The only person to support Tschida’s bill was Rep. Kerry White, R-Bozeman. He said he was concerned that FWP was failing to manage elk overpopulation, and recounted a conversation with an FWP biologist he would not name.
“I asked why can’t you get these populations of elk into target numbers so there would be less property damage,” White told the committee. “He told me we have to manage based on what is socially acceptable. This supervisor said we cannot manage based on science.”
Wolves of the Rockies representative Mark Cooke said White’s argument would have unintended consequences if FWP depended strictly on biological science.
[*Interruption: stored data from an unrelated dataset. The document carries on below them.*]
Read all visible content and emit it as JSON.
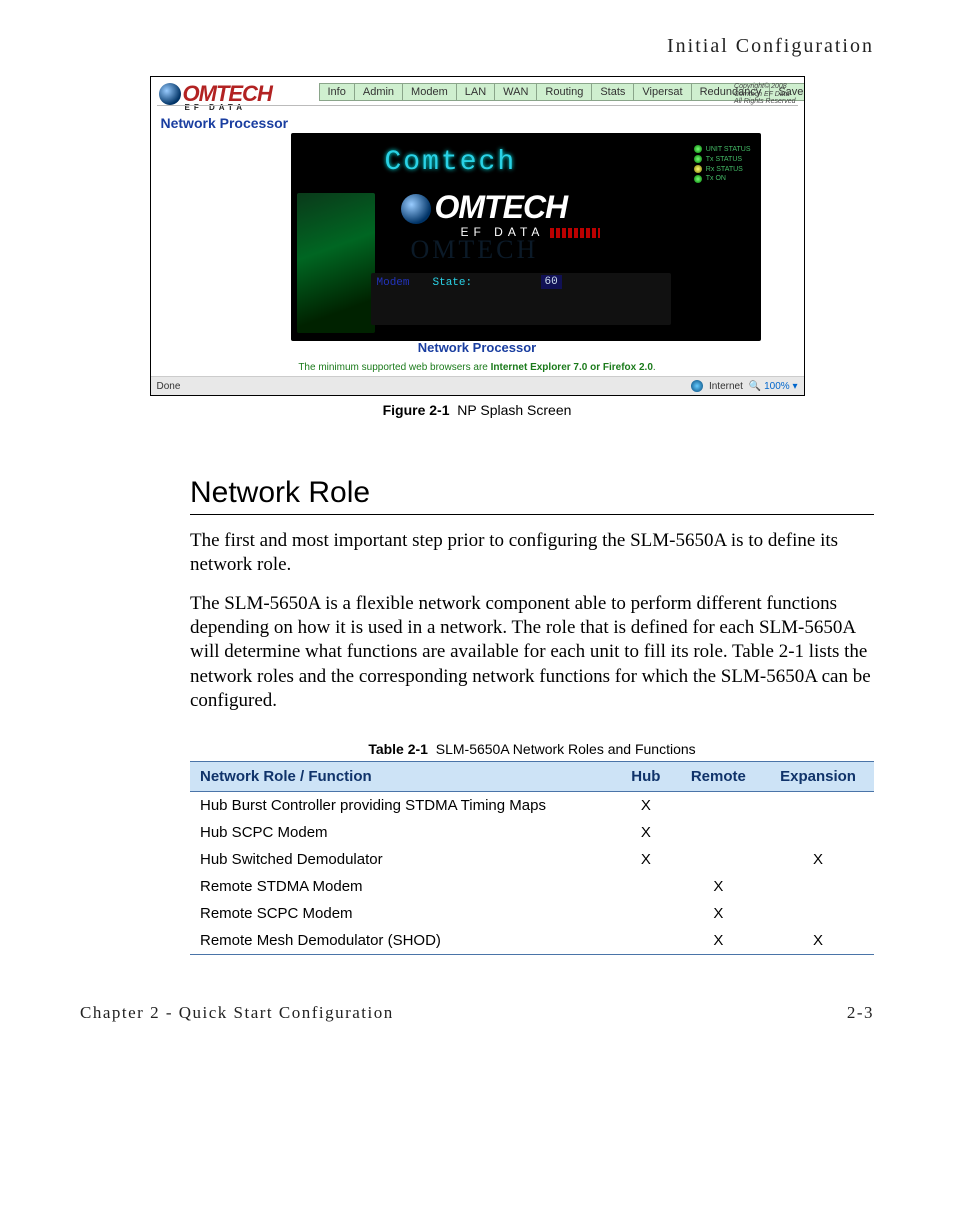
{
  "running_head": "Initial Configuration",
  "screenshot": {
    "brand": "OMTECH",
    "brand_sub": "EF DATA",
    "nav_tabs": [
      "Info",
      "Admin",
      "Modem",
      "LAN",
      "WAN",
      "Routing",
      "Stats",
      "Vipersat",
      "Redundancy",
      "Save"
    ],
    "copyright": [
      "Copyright© 2008",
      "Comtech EF Data",
      "All Rights Reserved"
    ],
    "section_title": "Network Processor",
    "hero_lcd": "Comtech",
    "hero_logo": "OMTECH",
    "hero_ef": "EF DATA",
    "hero_ghost": "OMTECH",
    "mini_modem": "Modem",
    "mini_state": "State:",
    "mini_num": "60",
    "led_labels": [
      "UNIT STATUS",
      "Tx STATUS",
      "Rx STATUS",
      "Tx ON"
    ],
    "np_sub": "Network Processor",
    "browser_note_pre": "The minimum supported web browsers are ",
    "browser_note_bold": "Internet Explorer 7.0 or Firefox 2.0",
    "browser_note_post": ".",
    "status_left": "Done",
    "status_internet": "Internet",
    "status_zoom": "100%"
  },
  "figure": {
    "label": "Figure 2-1",
    "caption": "NP Splash Screen"
  },
  "section_heading": "Network Role",
  "paragraph1": "The first and most important step prior to configuring the SLM-5650A is to define its network role.",
  "paragraph2": "The SLM-5650A is a flexible network component able to perform different functions depending on how it is used in a network. The role that is defined for each SLM-5650A will determine what functions are available for each unit to fill its role. Table 2-1 lists the network roles and the corresponding network functions for which the SLM-5650A can be configured.",
  "table": {
    "label": "Table 2-1",
    "caption": "SLM-5650A Network Roles and Functions",
    "headers": [
      "Network Role / Function",
      "Hub",
      "Remote",
      "Expansion"
    ],
    "rows": [
      {
        "fn": "Hub Burst Controller providing STDMA Timing Maps",
        "hub": "X",
        "remote": "",
        "expansion": ""
      },
      {
        "fn": "Hub SCPC Modem",
        "hub": "X",
        "remote": "",
        "expansion": ""
      },
      {
        "fn": "Hub Switched Demodulator",
        "hub": "X",
        "remote": "",
        "expansion": "X"
      },
      {
        "fn": "Remote STDMA Modem",
        "hub": "",
        "remote": "X",
        "expansion": ""
      },
      {
        "fn": "Remote SCPC Modem",
        "hub": "",
        "remote": "X",
        "expansion": ""
      },
      {
        "fn": "Remote Mesh Demodulator (SHOD)",
        "hub": "",
        "remote": "X",
        "expansion": "X"
      }
    ]
  },
  "footer": {
    "left": "Chapter 2 - Quick Start Configuration",
    "right": "2-3"
  }
}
“For the last eight years I’ve been coming here, fighting for wolves,” Cooke told the committee. “Now I have a bill that will do that for me. There could be 5,000 wolves if you base it on prey base and what the state habitat could handle. The other half of the state would be filled with wolves. This would have saved me a bunch of time.”
Smith added that no part of Montana currently exceeded the biological carrying capacity of elk, but herds in some areas have surpassed the social acceptance of landowners. FWP depended on social science methods to balance those landowner opinions with the biologists’ analyses.
Retired Arizona Game and Fish Department research program manager Denny Haywood pointed out that understanding public attitudes has a big impact on how hunting can be used as a tool for wildlife management. That matters in a society where the numbers of people who hunt have shrunk to 10 percent or less of the population.
“It’s difficult to recruit new hunters. You need to know what’s their motivation and how do we reach them?” Haywood said. “Public opinion surveys are critical to every wildlife management agency.”
Other opponents ranged from the Montana Chapter of the Audubon Society and Montana Conservation Voters standing alongside the Montana Bowhunters Association and Montana Sportsman’s Alliance. National Wildlife Federation representative Ben Lamb said it was the first time in 16 years he’d seen Defenders of Wildlife and the Rocky Mountain Elk Foundation aligned on an issue.
“I want to thank you for bringing us all together,” Chris Marchion of the Anaconda Sportsmen’s Club said of the packed room of opponents. “I can’t remember in 34 years I’ve ever seen all these groups aligned in the same way.”
The committee took no action on Tschida’s bill, but may vote on its fate Tuesday or Thursday.